From a voter in Cincinnati:
"I happened upon some friends of my mother's — three small, elderly Jewish women. They were quite upset as they were being refused admittance to the polling location due to their Obama T-Shirts, hats and buttons. Apparently you cannot wear Obama/McCain gear into polling locations here in Ohio . . . They were practically on the verge of tears.

"After a minute or two of this a huge man (6'5", 300 lbs easy) wearing a Dale Earnhardt jacket and Bengal's baseball cap left the voting line, came up to us and introduced himself as Mike. He told us he had overheard our conversation and asked if the ladies would like to borrow his jacket to put over their t-shirts so they could go in and vote. The ladies quickly agreed. As long as I live I will never forget the image of these 80-plus-year-old Jewish ladies walking into the polling location wearing a huge Dale Earnhardt racing jacket that came over their hands and down to their knees!

"Mike patiently waited for each woman to cast their vote, accepted their many thanks and then got back in line (I saved him a place while he was helping out the ladies). When Mike got back in line I asked him if he was an Obama supporter. He said that he was not, but that he couldn't stand to see those ladies so upset. I thanked him for being a gentleman in a time of bitter partisanship and wished him well.

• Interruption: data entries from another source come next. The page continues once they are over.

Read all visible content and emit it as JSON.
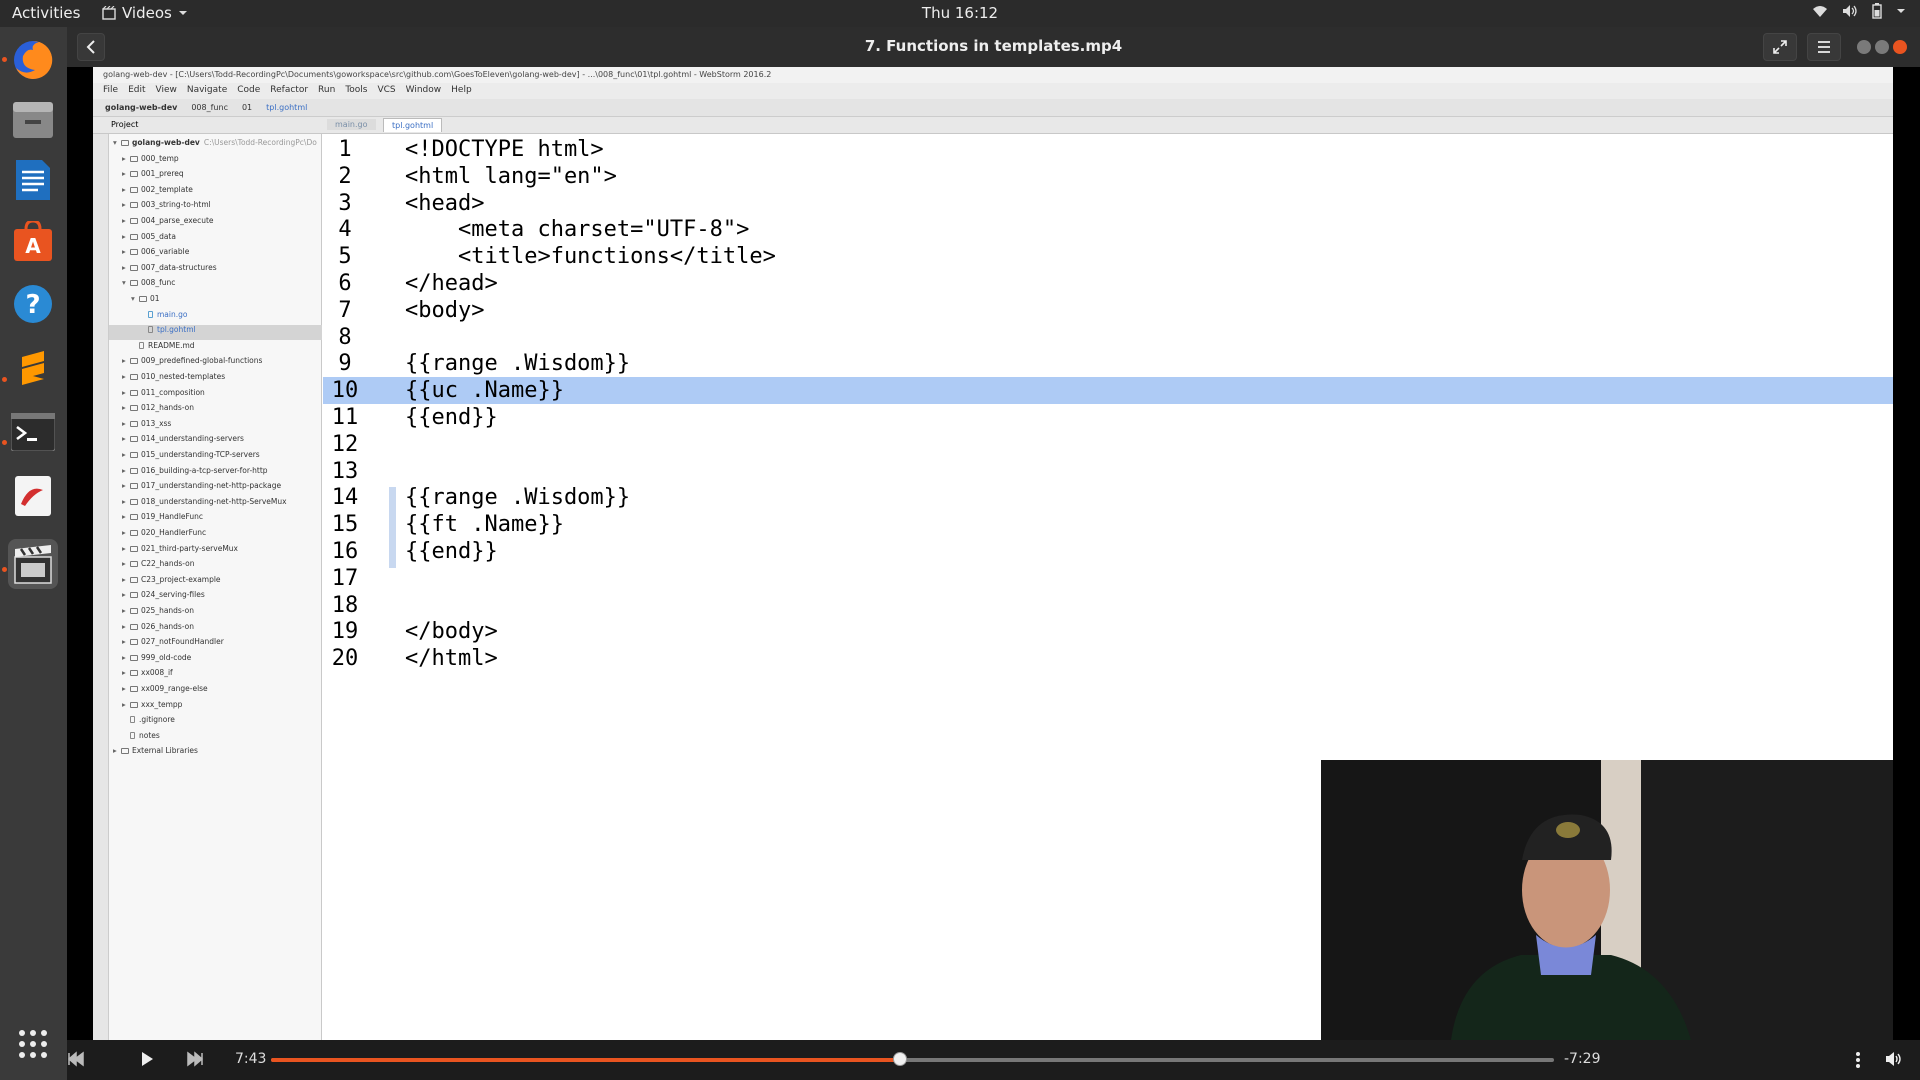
{
  "topbar": {
    "activities": "Activities",
    "app_name": "Videos",
    "clock": "Thu 16:12"
  },
  "dock": {
    "items": [
      "firefox-icon",
      "files-icon",
      "writer-icon",
      "software-icon",
      "help-icon",
      "sublime-icon",
      "terminal-icon",
      "evince-icon",
      "videos-icon"
    ]
  },
  "player": {
    "title": "7. Functions in templates.mp4",
    "elapsed": "7:43",
    "remaining": "-7:29",
    "progress": 0.49
  },
  "ide": {
    "window_title": "golang-web-dev - [C:\\Users\\Todd-RecordingPc\\Documents\\goworkspace\\src\\github.com\\GoesToEleven\\golang-web-dev] - ...\\008_func\\01\\tpl.gohtml - WebStorm 2016.2",
    "menu": [
      "File",
      "Edit",
      "View",
      "Navigate",
      "Code",
      "Refactor",
      "Run",
      "Tools",
      "VCS",
      "Window",
      "Help"
    ],
    "breadcrumbs": [
      "golang-web-dev",
      "008_func",
      "01",
      "tpl.gohtml"
    ],
    "tabs": [
      "main.go",
      "tpl.gohtml"
    ],
    "project_label": "Project",
    "tree": [
      {
        "label": "golang-web-dev",
        "indent": 0,
        "type": "root",
        "note": "C:\\Users\\Todd-RecordingPc\\Do"
      },
      {
        "label": "000_temp",
        "indent": 1,
        "type": "folder"
      },
      {
        "label": "001_prereq",
        "indent": 1,
        "type": "folder"
      },
      {
        "label": "002_template",
        "indent": 1,
        "type": "folder"
      },
      {
        "label": "003_string-to-html",
        "indent": 1,
        "type": "folder"
      },
      {
        "label": "004_parse_execute",
        "indent": 1,
        "type": "folder"
      },
      {
        "label": "005_data",
        "indent": 1,
        "type": "folder"
      },
      {
        "label": "006_variable",
        "indent": 1,
        "type": "folder"
      },
      {
        "label": "007_data-structures",
        "indent": 1,
        "type": "folder"
      },
      {
        "label": "008_func",
        "indent": 1,
        "type": "folder-open"
      },
      {
        "label": "01",
        "indent": 2,
        "type": "folder-open"
      },
      {
        "label": "main.go",
        "indent": 3,
        "type": "file-go"
      },
      {
        "label": "tpl.gohtml",
        "indent": 3,
        "type": "file-sel"
      },
      {
        "label": "README.md",
        "indent": 2,
        "type": "file"
      },
      {
        "label": "009_predefined-global-functions",
        "indent": 1,
        "type": "folder"
      },
      {
        "label": "010_nested-templates",
        "indent": 1,
        "type": "folder"
      },
      {
        "label": "011_composition",
        "indent": 1,
        "type": "folder"
      },
      {
        "label": "012_hands-on",
        "indent": 1,
        "type": "folder"
      },
      {
        "label": "013_xss",
        "indent": 1,
        "type": "folder"
      },
      {
        "label": "014_understanding-servers",
        "indent": 1,
        "type": "folder"
      },
      {
        "label": "015_understanding-TCP-servers",
        "indent": 1,
        "type": "folder"
      },
      {
        "label": "016_building-a-tcp-server-for-http",
        "indent": 1,
        "type": "folder"
      },
      {
        "label": "017_understanding-net-http-package",
        "indent": 1,
        "type": "folder"
      },
      {
        "label": "018_understanding-net-http-ServeMux",
        "indent": 1,
        "type": "folder"
      },
      {
        "label": "019_HandleFunc",
        "indent": 1,
        "type": "folder"
      },
      {
        "label": "020_HandlerFunc",
        "indent": 1,
        "type": "folder"
      },
      {
        "label": "021_third-party-serveMux",
        "indent": 1,
        "type": "folder"
      },
      {
        "label": "C22_hands-on",
        "indent": 1,
        "type": "folder"
      },
      {
        "label": "C23_project-example",
        "indent": 1,
        "type": "folder"
      },
      {
        "label": "024_serving-files",
        "indent": 1,
        "type": "folder"
      },
      {
        "label": "025_hands-on",
        "indent": 1,
        "type": "folder"
      },
      {
        "label": "026_hands-on",
        "indent": 1,
        "type": "folder"
      },
      {
        "label": "027_notFoundHandler",
        "indent": 1,
        "type": "folder"
      },
      {
        "label": "999_old-code",
        "indent": 1,
        "type": "folder"
      },
      {
        "label": "xx008_if",
        "indent": 1,
        "type": "folder"
      },
      {
        "label": "xx009_range-else",
        "indent": 1,
        "type": "folder"
      },
      {
        "label": "xxx_tempp",
        "indent": 1,
        "type": "folder"
      },
      {
        "label": ".gitignore",
        "indent": 1,
        "type": "file"
      },
      {
        "label": "notes",
        "indent": 1,
        "type": "file"
      },
      {
        "label": "External Libraries",
        "indent": 0,
        "type": "lib"
      }
    ],
    "code": [
      "<!DOCTYPE html>",
      "<html lang=\"en\">",
      "<head>",
      "    <meta charset=\"UTF-8\">",
      "    <title>functions</title>",
      "</head>",
      "<body>",
      "",
      "{{range .Wisdom}}",
      "{{uc .Name}}",
      "{{end}}",
      "",
      "",
      "{{range .Wisdom}}",
      "{{ft .Name}}",
      "{{end}}",
      "",
      "",
      "</body>",
      "</html>"
    ],
    "current_line": 10
  }
}
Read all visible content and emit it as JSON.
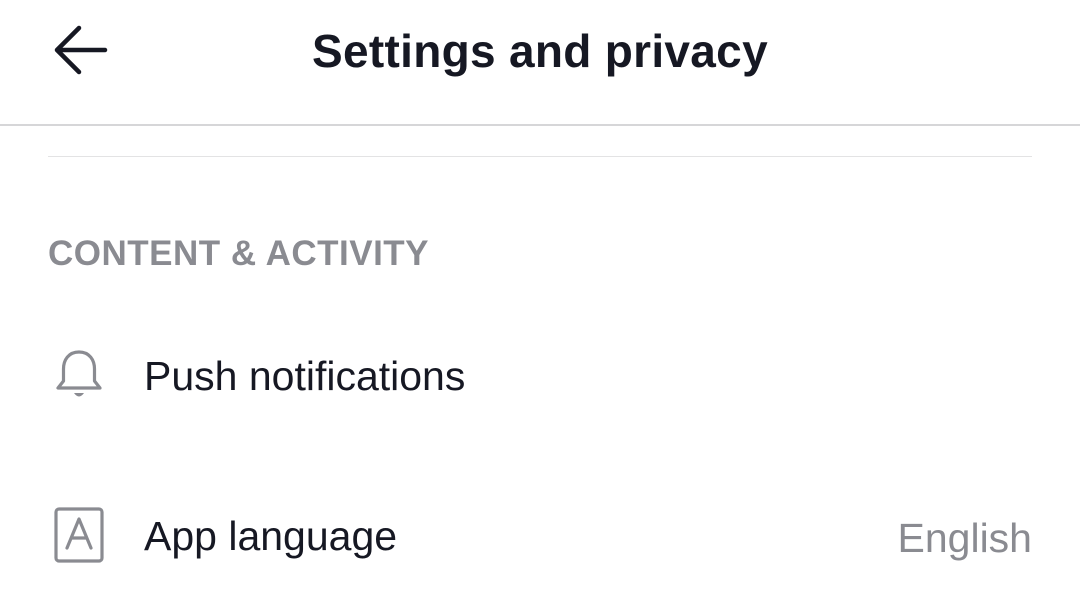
{
  "header": {
    "title": "Settings and privacy",
    "back_icon": "arrow-left-icon"
  },
  "sections": [
    {
      "label": "CONTENT & ACTIVITY",
      "items": [
        {
          "label": "Push notifications",
          "icon": "bell-icon",
          "value": ""
        },
        {
          "label": "App language",
          "icon": "language-a-icon",
          "value": "English"
        }
      ]
    }
  ],
  "colors": {
    "text_primary": "#161823",
    "text_secondary": "#8a8b91",
    "icon": "#8a8b91",
    "divider": "#d6d6d8",
    "background": "#ffffff"
  }
}
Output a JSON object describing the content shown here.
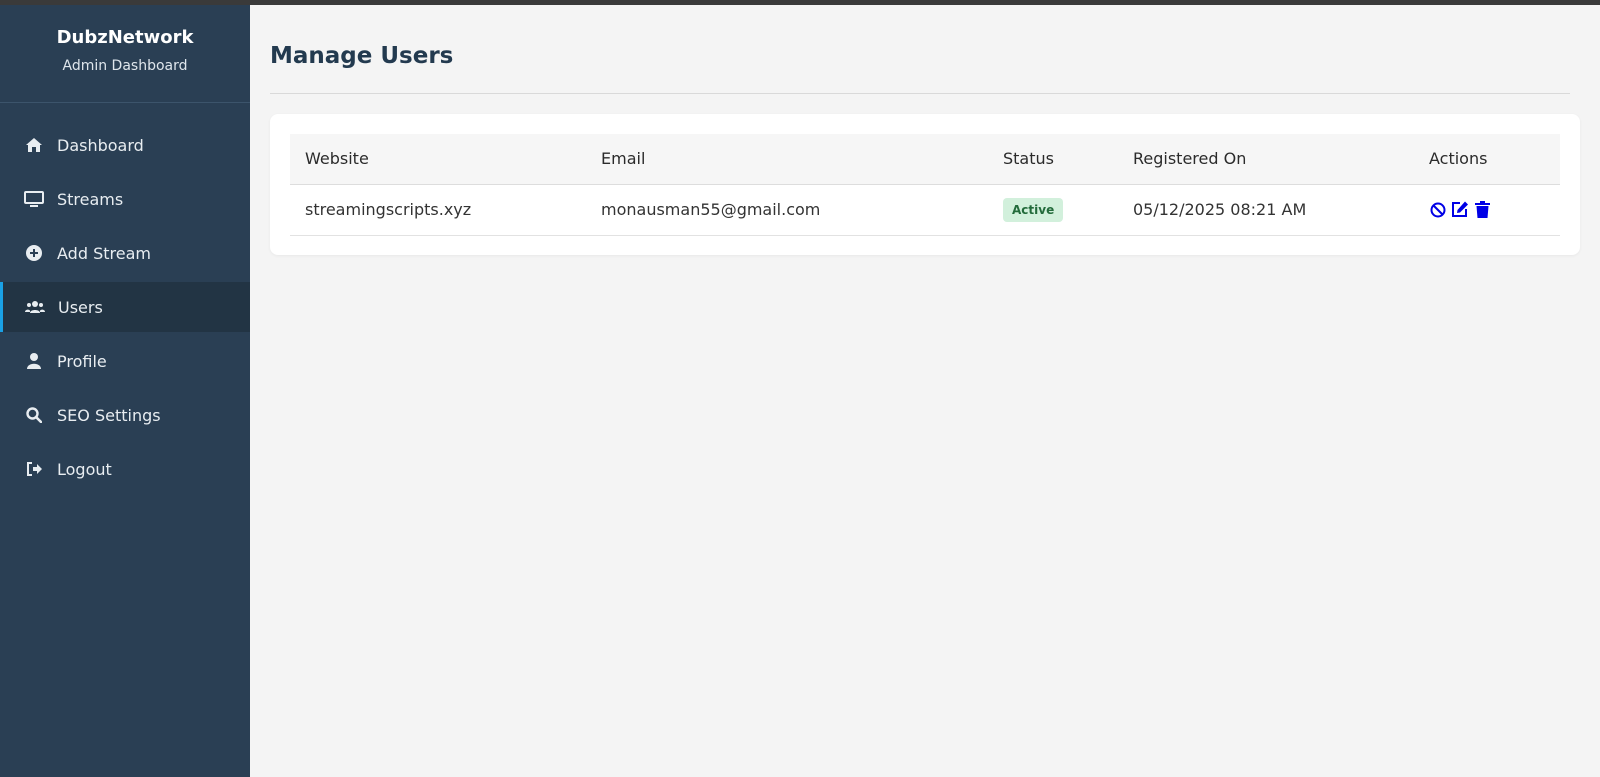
{
  "brand": {
    "name": "DubzNetwork",
    "subtitle": "Admin Dashboard"
  },
  "sidebar": {
    "items": [
      {
        "label": "Dashboard",
        "icon": "home-icon",
        "active": false
      },
      {
        "label": "Streams",
        "icon": "monitor-icon",
        "active": false
      },
      {
        "label": "Add Stream",
        "icon": "plus-circle-icon",
        "active": false
      },
      {
        "label": "Users",
        "icon": "users-icon",
        "active": true
      },
      {
        "label": "Profile",
        "icon": "user-icon",
        "active": false
      },
      {
        "label": "SEO Settings",
        "icon": "search-icon",
        "active": false
      },
      {
        "label": "Logout",
        "icon": "logout-icon",
        "active": false
      }
    ]
  },
  "main": {
    "title": "Manage Users",
    "table": {
      "headers": [
        "Website",
        "Email",
        "Status",
        "Registered On",
        "Actions"
      ],
      "rows": [
        {
          "website": "streamingscripts.xyz",
          "email": "monausman55@gmail.com",
          "status": "Active",
          "registered_on": "05/12/2025 08:21 AM",
          "actions": [
            "ban-icon",
            "edit-icon",
            "trash-icon"
          ]
        }
      ]
    }
  },
  "colors": {
    "sidebar_bg": "#2a3f54",
    "active_accent": "#1aa1e6",
    "action_icon": "#0000e6",
    "badge_bg": "#d2f0dc",
    "badge_text": "#236b3b"
  }
}
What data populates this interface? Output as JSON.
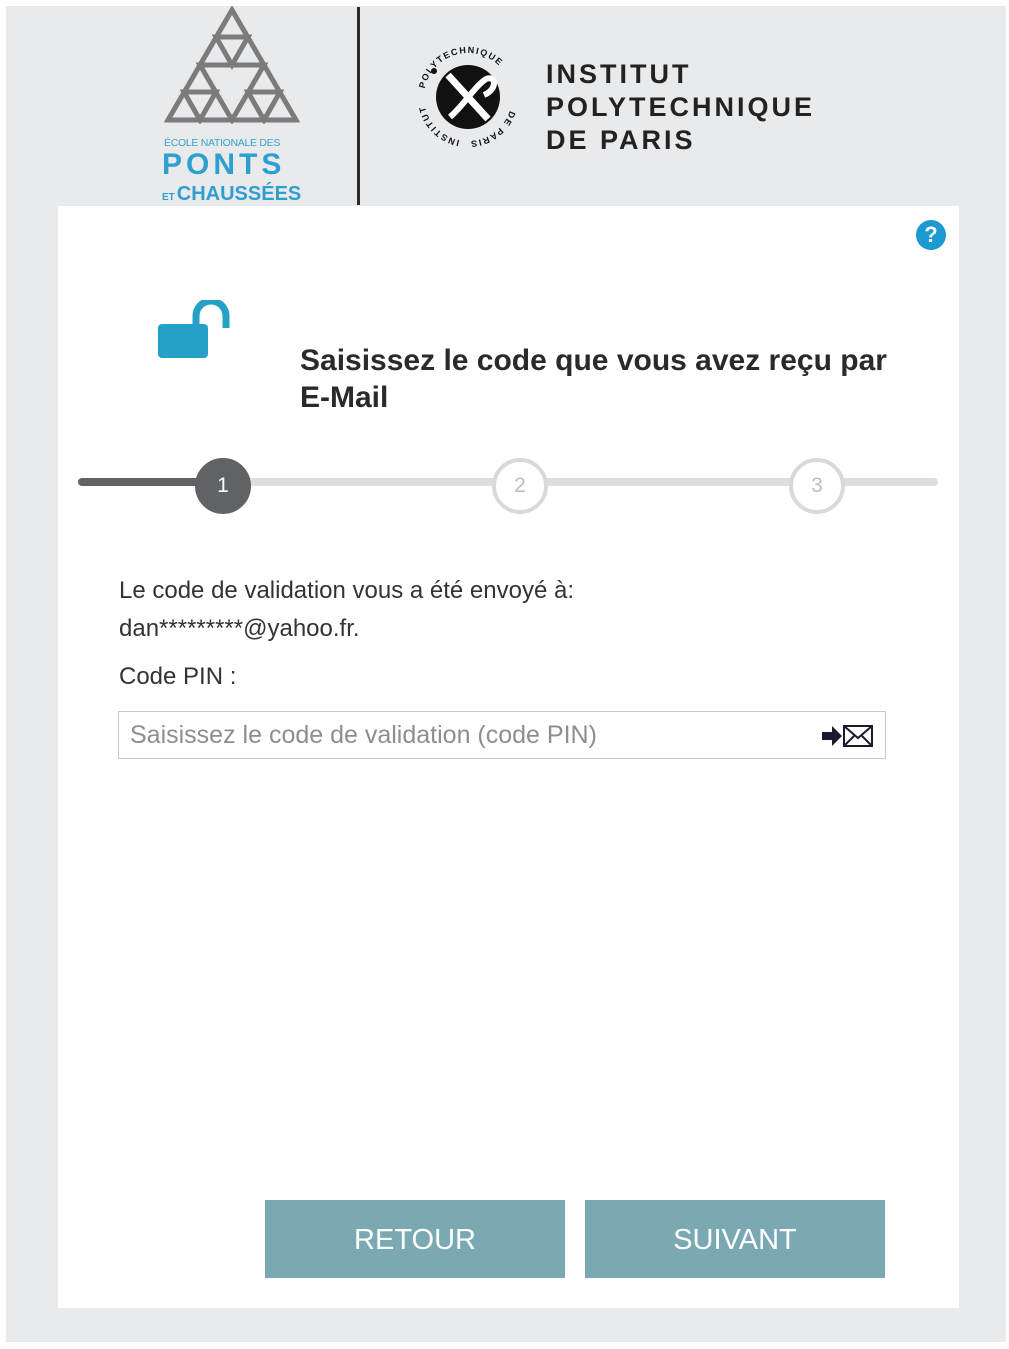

"After I voted I walked out to the street to find my mother's friends surrouding our new friend Mike — they were laughing and having a great time. I joined them and soon learned that Mike had changed his mind in the polling booth and ended up voting for Obama. When I asked him why he changed his mind at the last minute, he explained that while he was waiting for his jacket he got into a conversation with one of the ladies who had explained how the Jewish community, and she, had worked side by side with the black community during the civil rights movements of the '60s, and that this vote was the culmination of those personal and community efforts so many years ago. That this election for her was more than just a vote . . . but a chance at history.

"Mike looked at me and said, 'Obama's going to win, and I didn't want to tell my grandchildren some day that I had an opportunity to vote for the first black president, but I missed my chance at history and voted for the other guy.' "
From a commenter at Ta-Nehisi Coates' blog:
"My father (85 year old African-American and, in fact, a 'public intellectual" who helped coin the phrase 'African-American' 40 years ago, a phrase we now take for granted on our census forms) and his wife (77 old European-American, the term they both hope will replace 'white' someday, and life-long civil rights activist and academic) voted this morning in Atlanta, GA. My stepmother emailed me this morning to tell
me about their experience, early voting, getting 'fragile elderly' treatment from the poll-workers, wishing she could kick up her septuagenarian heels after casting her vote.

"I sat in my office, reading her email, and wept. Then, I went down the hall to my colleague's office, sat down, and wept. After seven decades of constant struggle, my father walked into that booth and knew that his life's work was now done. My stepmother can think of every person who secretly and not-so-secretly thought of her as some kind of race traitor, smile and think 'I told you so!' "
"Obama will win, I'm sure he will. But today, my parents did. I am so
deeply, deeply grateful."
And finally, from a WaPo story on the melding of the old and the new -- and the white and the black -- in West Virginia.

Waneta Acker, an 88-year-old retire insurance saleswoman, whose one-woman Democratic Party organization was suddenly overrun by Obama supporters:
"I didn't know them from a load of coal. But they knew what they were doing. Just talking to them, I saw what nice people they were.

""It's a different era. I accept it."
And John "Big Dawg" Saunders, a union activist:
"Look, race is still an issue. We're not nearly where we should be, but when it got to your pocket book, that became the determining factor in this race.

"For now the race issue went away. Race is gone, OK?"